At NBCUniversal, the approach has been to leverage what has already been achieved across industries and academia, adopt the best of the breed capabilities at a technological level, and then build an open architecture and integration layer with proprietary algorithms that can solve NBCU's unique problems. "Our content is so varied that we need different techniques depending on the property, whether it's news, sports, or cable entertainment. This open framework allows us, in theory, to swap vendors / APIs as necessary. The field of AI is evolving so rapidly and the companies that provide some of these capabilities are getting better and better every day. We want to be in a position where we leverage the best APIs out there at a given point (e.g. image recognition API), rather than being tied to one monolithic solution that ends up sub-optimal."
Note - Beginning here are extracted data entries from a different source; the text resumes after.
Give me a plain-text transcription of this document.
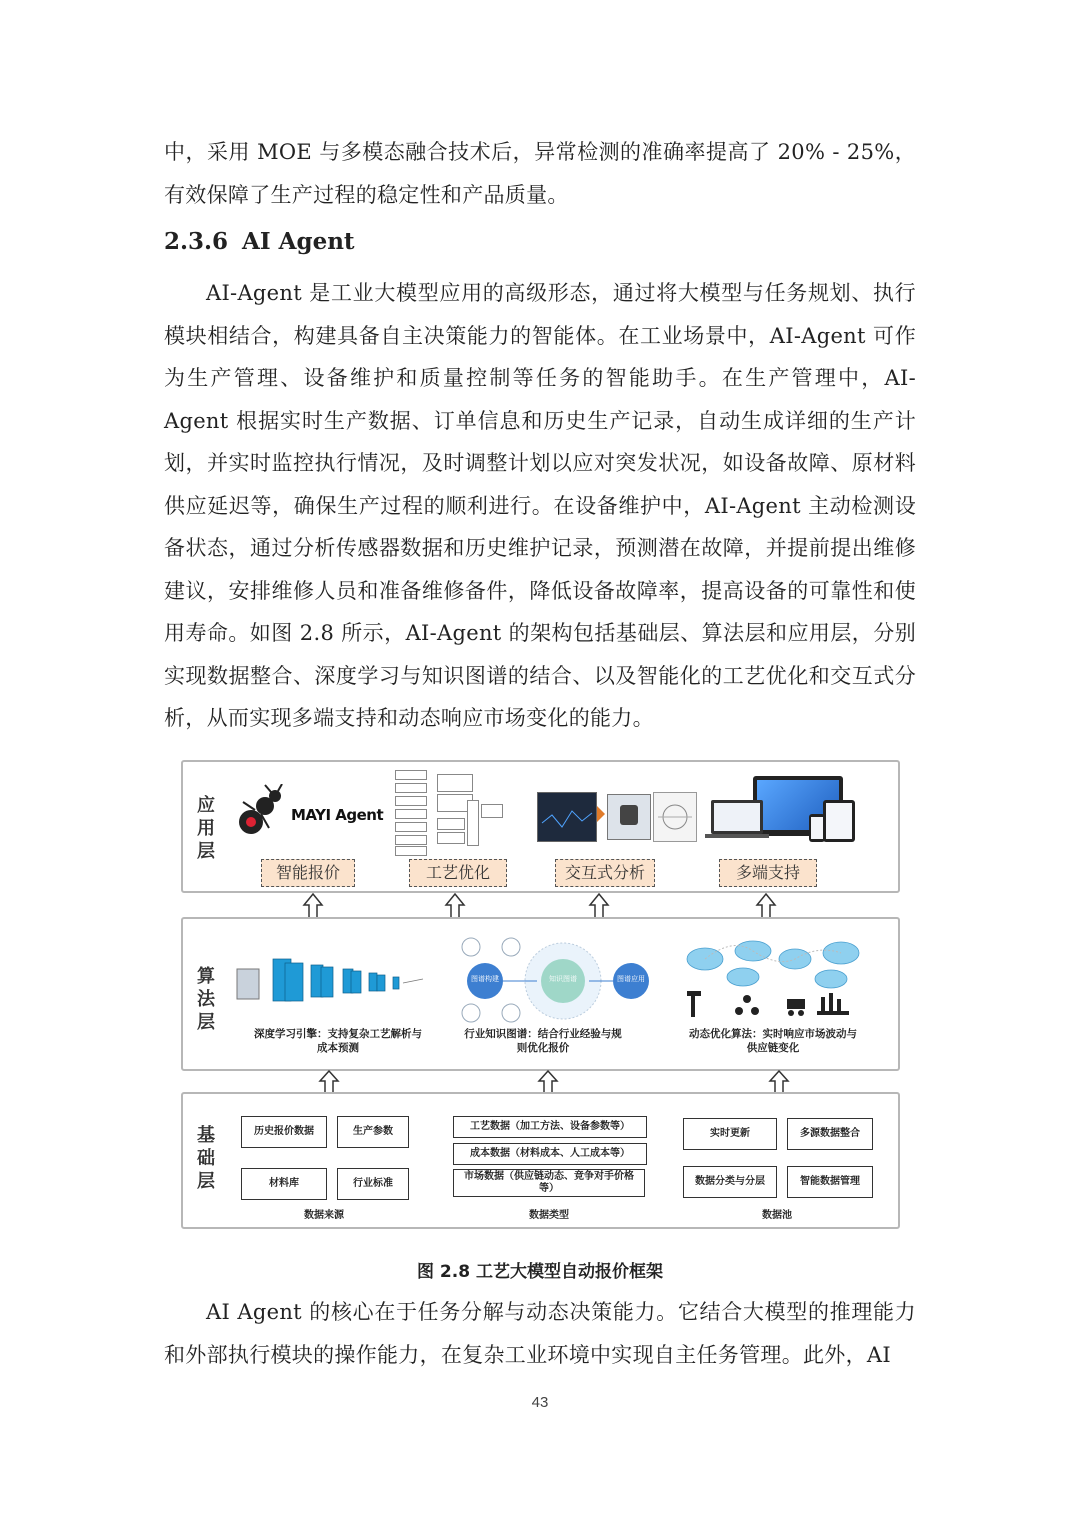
中，采用 MOE 与多模态融合技术后，异常检测的准确率提高了 20% - 25%，有效保障了生产过程的稳定性和产品质量。
2.3.6 AI Agent
AI-Agent 是工业大模型应用的高级形态，通过将大模型与任务规划、执行模块相结合，构建具备自主决策能力的智能体。在工业场景中，AI-Agent 可作为生产管理、设备维护和质量控制等任务的智能助手。在生产管理中，AI-Agent 根据实时生产数据、订单信息和历史生产记录，自动生成详细的生产计划，并实时监控执行情况，及时调整计划以应对突发状况，如设备故障、原材料供应延迟等，确保生产过程的顺利进行。在设备维护中，AI-Agent 主动检测设备状态，通过分析传感器数据和历史维护记录，预测潜在故障，并提前提出维修建议，安排维修人员和准备维修备件，降低设备故障率，提高设备的可靠性和使用寿命。如图 2.8 所示，AI-Agent 的架构包括基础层、算法层和应用层，分别实现数据整合、深度学习与知识图谱的结合、以及智能化的工艺优化和交互式分析，从而实现多端支持和动态响应市场变化的能力。
应用层
MAYI Agent
智能报价	工艺优化	交互式分析	多端支持
算法层
深度学习引擎：支持复杂工艺解析与成本预测
图谱构建	知识图谱	图谱应用
行业知识图谱：结合行业经验与规则优化报价
动态优化算法：实时响应市场波动与供应链变化
基础层
历史报价数据	生产参数
材料库	行业标准
数据来源
工艺数据（加工方法、设备参数等）
成本数据（材料成本、人工成本等）
市场数据（供应链动态、竞争对手价格等）
数据类型
实时更新	多源数据整合
数据分类与分层	智能数据管理
数据池
图 2.8 工艺大模型自动报价框架
AI Agent 的核心在于任务分解与动态决策能力。它结合大模型的推理能力和外部执行模块的操作能力，在复杂工业环境中实现自主任务管理。此外，AI
43
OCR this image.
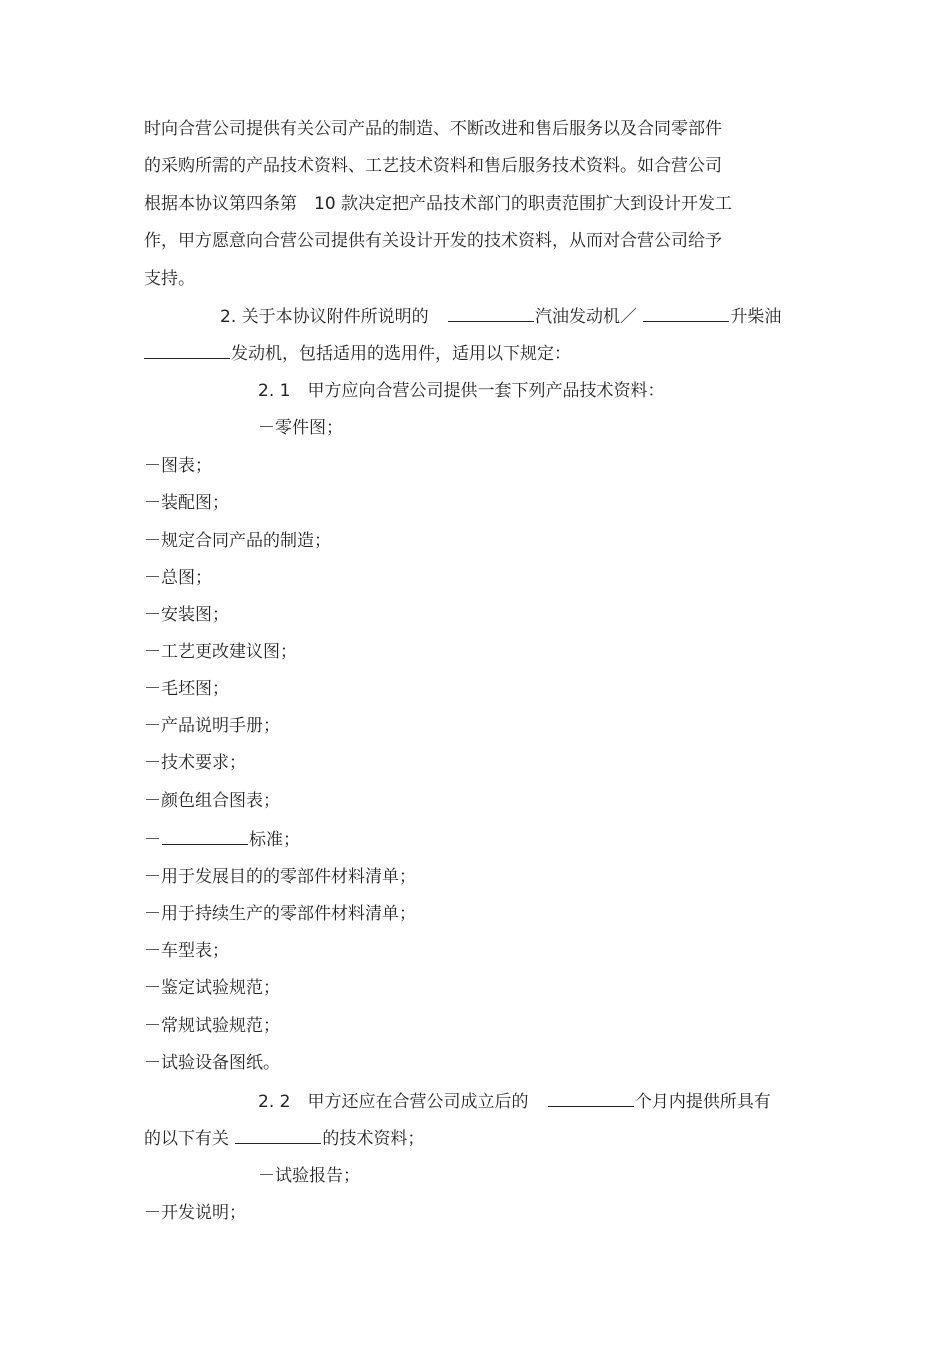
时向合营公司提供有关公司产品的制造、不断改进和售后服务以及合同零部件
的采购所需的产品技术资料、工艺技术资料和售后服务技术资料。如合营公司
根据本协议第四条第　10 款决定把产品技术部门的职责范围扩大到设计开发工
作，甲方愿意向合营公司提供有关设计开发的技术资料，从而对合营公司给予
支持。
2. 关于本协议附件所说明的	汽油发动机／	升柴油
发动机，包括适用的选用件，适用以下规定：
2. 1　甲方应向合营公司提供一套下列产品技术资料：
－零件图；
－图表；
－装配图；
－规定合同产品的制造；
－总图；
－安装图；
－工艺更改建议图；
－毛坯图；
－产品说明手册；
－技术要求；
－颜色组合图表；
－	标准；
－用于发展目的的零部件材料清单；
－用于持续生产的零部件材料清单；
－车型表；
－鉴定试验规范；
－常规试验规范；
－试验设备图纸。
2. 2　甲方还应在合营公司成立后的	个月内提供所具有
的以下有关	的技术资料；
－试验报告；
－开发说明；
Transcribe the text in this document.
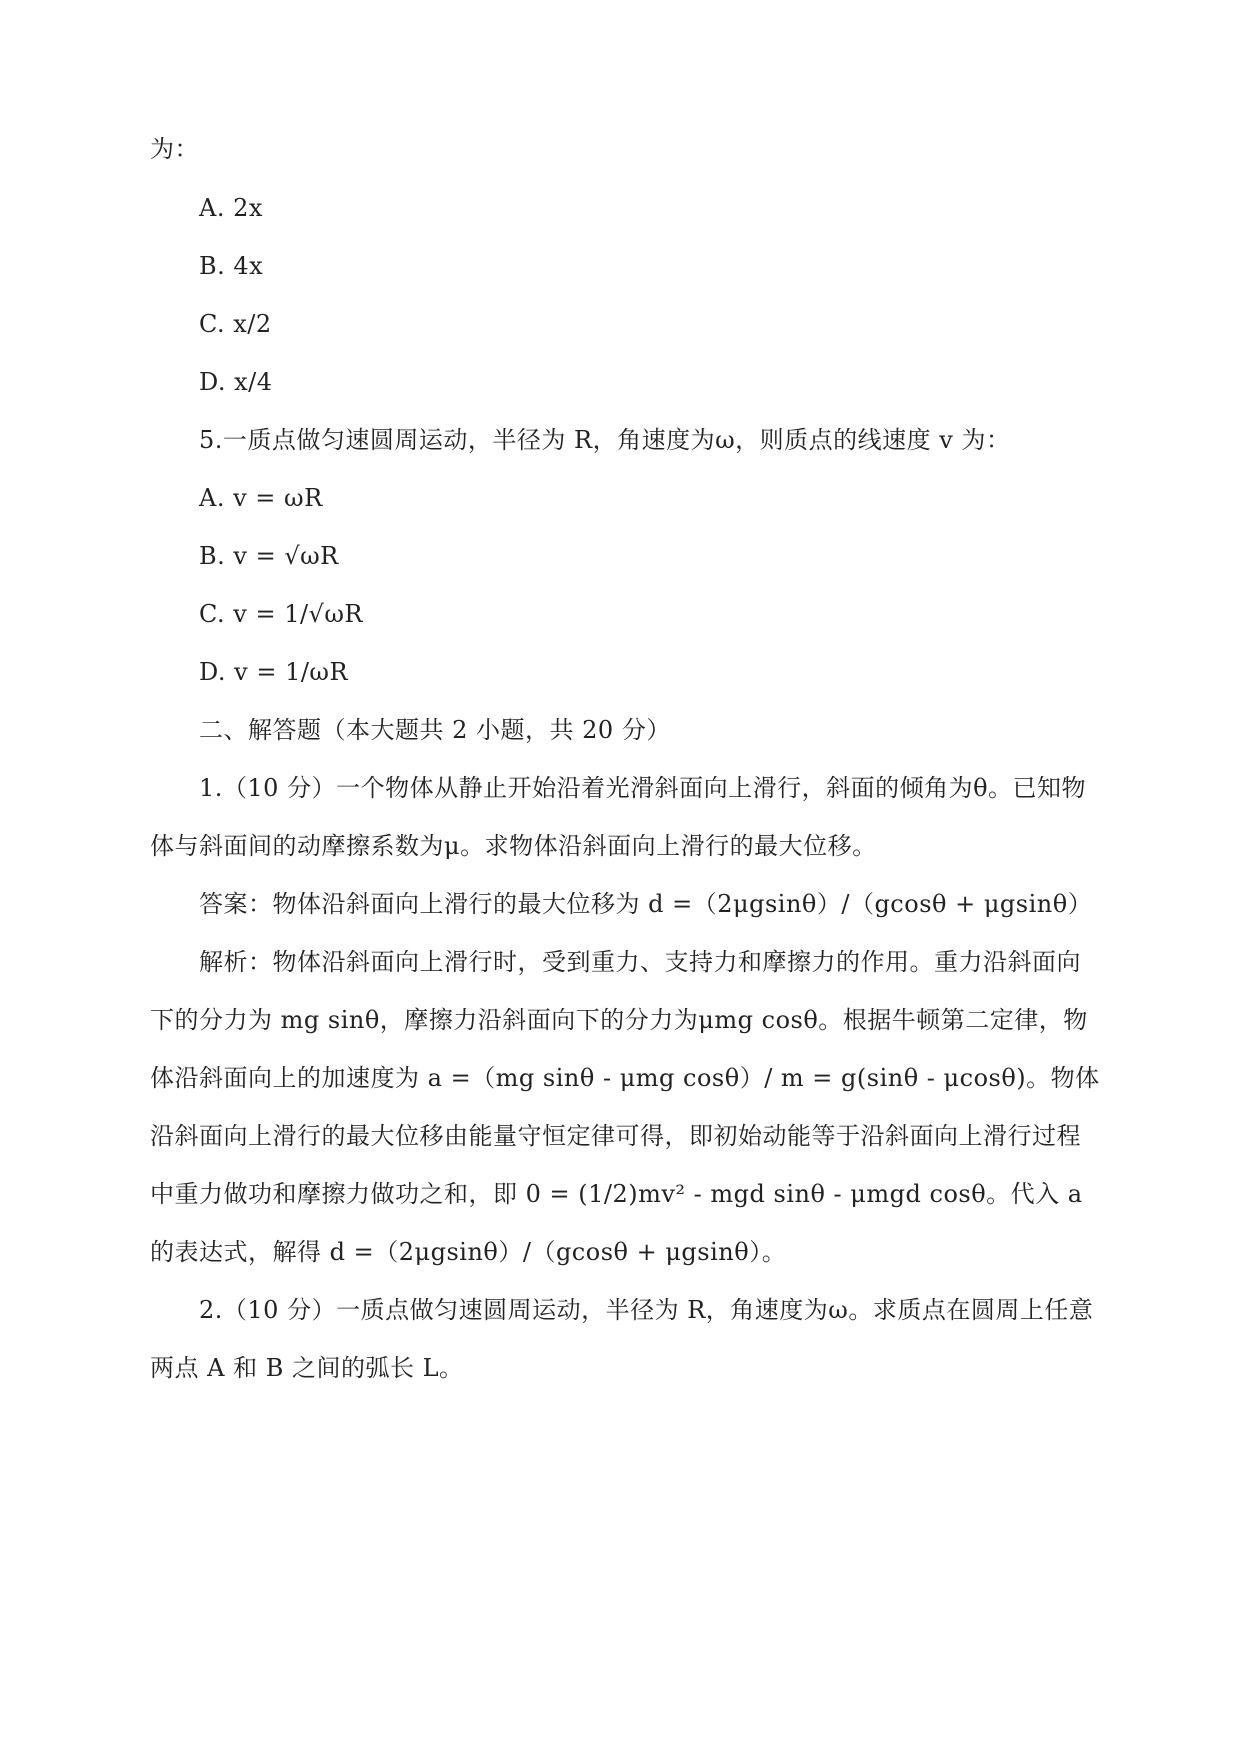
为：
A. 2x
B. 4x
C. x/2
D. x/4
5.一质点做匀速圆周运动，半径为 R，角速度为ω，则质点的线速度 v 为：
A. v = ωR
B. v = √ωR
C. v = 1/√ωR
D. v = 1/ωR
二、解答题（本大题共 2 小题，共 20 分）
1.（10 分）一个物体从静止开始沿着光滑斜面向上滑行，斜面的倾角为θ。已知物
体与斜面间的动摩擦系数为μ。求物体沿斜面向上滑行的最大位移。
答案：物体沿斜面向上滑行的最大位移为 d =（2μgsinθ）/（gcosθ + μgsinθ）
解析：物体沿斜面向上滑行时，受到重力、支持力和摩擦力的作用。重力沿斜面向
下的分力为 mg sinθ，摩擦力沿斜面向下的分力为μmg cosθ。根据牛顿第二定律，物
体沿斜面向上的加速度为 a =（mg sinθ - μmg cosθ）/ m = g(sinθ - μcosθ)。物体
沿斜面向上滑行的最大位移由能量守恒定律可得，即初始动能等于沿斜面向上滑行过程
中重力做功和摩擦力做功之和，即 0 = (1/2)mv² - mgd sinθ - μmgd cosθ。代入 a
的表达式，解得 d =（2μgsinθ）/（gcosθ + μgsinθ）。
2.（10 分）一质点做匀速圆周运动，半径为 R，角速度为ω。求质点在圆周上任意
两点 A 和 B 之间的弧长 L。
Ultimately, AI-assisted content personalization will not be perfect on day one. "The system learns continuously and becomes better and better over a period. These are not rules-based models, but self-learning and adjusting automatically based on usage and behavioral patterns. The secret sauce would be our own sophisticated algorithms that can work with vendor APIs and create advanced solutions that are unique to our business. I would advocate similar approaches for others as well as it frees up your resources to concentrate on the core business and not spend resources on re-inventing the wheel."
"My conversation will primarily be around how emerging technologies are shaping the media industry. AI is playing an integral role in the digital transformation. There is a paradigm shift happening in the way consumers are consuming the content. The changing consumer behaviour and the proliferation of digital and social platforms require the content creators like NBCUniversal to think about content being intelligent, conversant, and interactive."
"I am very much looking forward to meeting other industry experts in this field and hear their perspectives on AI. I am sure there is lots of great work being done by other companies (big companies, start-ups, and other verticals) and it is a tremendous opportunity to meet all these folks and learn about their work and their insights."